This motion by plaintiff for summary judgment in an action to foreclose a mortgage given to secure a series of promissory notes is denied.
The papers raise the familiar question as to whether a loan in form to a corporation was in fact made to an individual and usurious because of the rate of interest charged. In Hoffman v. Nashem Motors (20 N.Y.2d 513, 516) our Court of Appeals made "it clear that a loan to a corporation, even a 'dummy' corporation formed to avoid the usury laws and to accept the usurious loan, is valid. (See, also, Jenkins v. Moyse, 254 N. Y. 319.)" (See, also, Leader v. Dinkler Mgt. Corp., 20 N.Y.2d 393.) Courts will disregard form and look to the substance to determine who is the true borrower in the reversed situation as well; that is, where the loan appears to have been made to an individual but was in fact made to a corporation (Hoffman v. Nashem Motors, supra, p. 517; see, also, Ranhand v. Sinowitz, 32 A.D.2d 519).
The plaintiff alleges that he loaned $12,000 to a corporation which delivered to him its six promissory notes, each in the sum of $2,000, payable without interest in monthly installments over a period of seven months, the first of said notes being due and payable two months from the date of making the loan. Photostats of only five of the six notes are submitted. Each of the notes is signed
"North American Dry Cleaner Inc. Isidore Goldfeder
The signatures are not followed by an identification of the individual as an officer, etc. of the corporation. All four indorsed the notes, waiving presentment for payment, etc. As collateral security for the notes, one of the defendants executed a mortgage on real property.

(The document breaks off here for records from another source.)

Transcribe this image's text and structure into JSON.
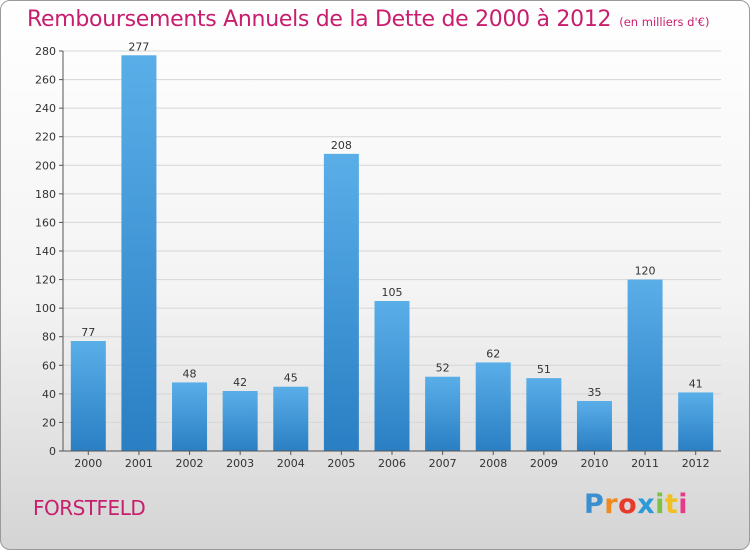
{
  "chart_data": {
    "type": "bar",
    "title": "Remboursements Annuels de la Dette de 2000 à 2012",
    "subtitle": "(en milliers d'€)",
    "categories": [
      "2000",
      "2001",
      "2002",
      "2003",
      "2004",
      "2005",
      "2006",
      "2007",
      "2008",
      "2009",
      "2010",
      "2011",
      "2012"
    ],
    "values": [
      77,
      277,
      48,
      42,
      45,
      208,
      105,
      52,
      62,
      51,
      35,
      120,
      41
    ],
    "ylim": [
      0,
      280
    ],
    "yticks": [
      0,
      20,
      40,
      60,
      80,
      100,
      120,
      140,
      160,
      180,
      200,
      220,
      240,
      260,
      280
    ],
    "grid": true,
    "bar_color_top": "#5aaee8",
    "bar_color_bottom": "#2a7fc4",
    "data_labels": true
  },
  "commune": "FORSTFELD",
  "logo": {
    "text": "Proxiti",
    "letters": [
      "P",
      "r",
      "o",
      "x",
      "i",
      "t",
      "i"
    ],
    "colors": [
      "#3a8fd0",
      "#f08a1c",
      "#e83a2a",
      "#2c9ad8",
      "#7cc242",
      "#f0c020",
      "#e83a8a"
    ]
  },
  "colors": {
    "title": "#c81e6e",
    "grid": "#d6d6d6",
    "axis": "#555555"
  }
}
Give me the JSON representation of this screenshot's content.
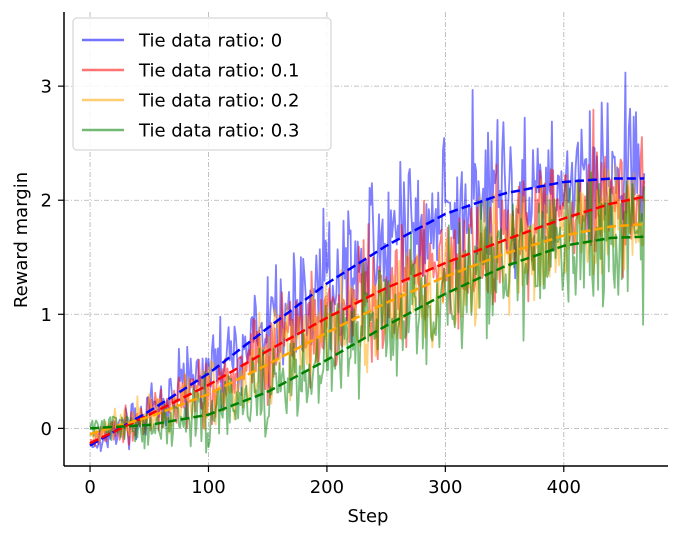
{
  "chart_data": {
    "type": "line",
    "xlabel": "Step",
    "ylabel": "Reward margin",
    "xlim": [
      -22,
      488
    ],
    "ylim": [
      -0.33,
      3.65
    ],
    "xticks": [
      0,
      100,
      200,
      300,
      400
    ],
    "yticks": [
      0,
      1,
      2,
      3
    ],
    "grid": true,
    "legend_position": "top-left",
    "n_steps": 468,
    "series": [
      {
        "name": "Tie data ratio: 0",
        "label": "Tie data ratio: 0",
        "color": "#0000ff",
        "noise_amplitude": 0.3,
        "trend_x": [
          0,
          50,
          100,
          150,
          200,
          250,
          300,
          350,
          400,
          440,
          468
        ],
        "trend_y": [
          -0.15,
          0.15,
          0.48,
          0.88,
          1.27,
          1.6,
          1.88,
          2.06,
          2.16,
          2.19,
          2.19
        ]
      },
      {
        "name": "Tie data ratio: 0.1",
        "label": "Tie data ratio: 0.1",
        "color": "#ff0000",
        "noise_amplitude": 0.26,
        "trend_x": [
          0,
          50,
          100,
          150,
          200,
          250,
          300,
          350,
          400,
          440,
          468
        ],
        "trend_y": [
          -0.13,
          0.12,
          0.38,
          0.68,
          0.97,
          1.23,
          1.45,
          1.65,
          1.84,
          1.97,
          2.03
        ]
      },
      {
        "name": "Tie data ratio: 0.2",
        "label": "Tie data ratio: 0.2",
        "color": "#ffa500",
        "noise_amplitude": 0.24,
        "trend_x": [
          0,
          50,
          100,
          150,
          200,
          250,
          300,
          350,
          400,
          440,
          468
        ],
        "trend_y": [
          -0.05,
          0.1,
          0.3,
          0.56,
          0.84,
          1.1,
          1.33,
          1.53,
          1.69,
          1.77,
          1.79
        ]
      },
      {
        "name": "Tie data ratio: 0.3",
        "label": "Tie data ratio: 0.3",
        "color": "#008000",
        "noise_amplitude": 0.28,
        "trend_x": [
          0,
          50,
          100,
          150,
          200,
          250,
          300,
          350,
          400,
          440,
          468
        ],
        "trend_y": [
          0.0,
          0.03,
          0.12,
          0.32,
          0.6,
          0.9,
          1.18,
          1.42,
          1.6,
          1.67,
          1.68
        ]
      }
    ]
  }
}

The plaintiff states that, in addition to a check for $10,900 he gave the corporation "the balance in cash." Did he intend us to assume that it was the balance to $12,000 and that he made a loan without interest or other thing of value? Plaintiff argues that the defendant's answer alleges an agreement to pay, in addition, the sum of $40 in cash per week for six months. No where does he in clear terms deny having received such an amount but directs attention to the fact that there is no documentary proof of the averments by the defendants that they paid $40 per week in cash. A defendant asserts that 21 such payments were made. This conclusory statement should have been supported by evidentiary detail; as for instance, how these payments were made, by whom, to whom, where, and on what days. Again there is no reply affidavit submitted by plaintiff denying these payments. An affidavit by his attorney in the nature of a reply is submitted, and that attorney can have only a limited knowledge of the facts. The defendants state that they received only $10,900, and that, in addition, they were required to make the weekly payments above described.
On the proof presented there appear to be issues of fact which should not be summarily determined on the papers submitted (Millerton Agway Coop. v. Briarcliff Farms, 17 N.Y.2d 57). Further, an early trial of this case may be had.
Another question which should await determination at the trial is: was there a legal rate of interest charged, even if the loan were made to a corporation? (General Obligations Law, § 5-521; Penal Law, § 190.40.)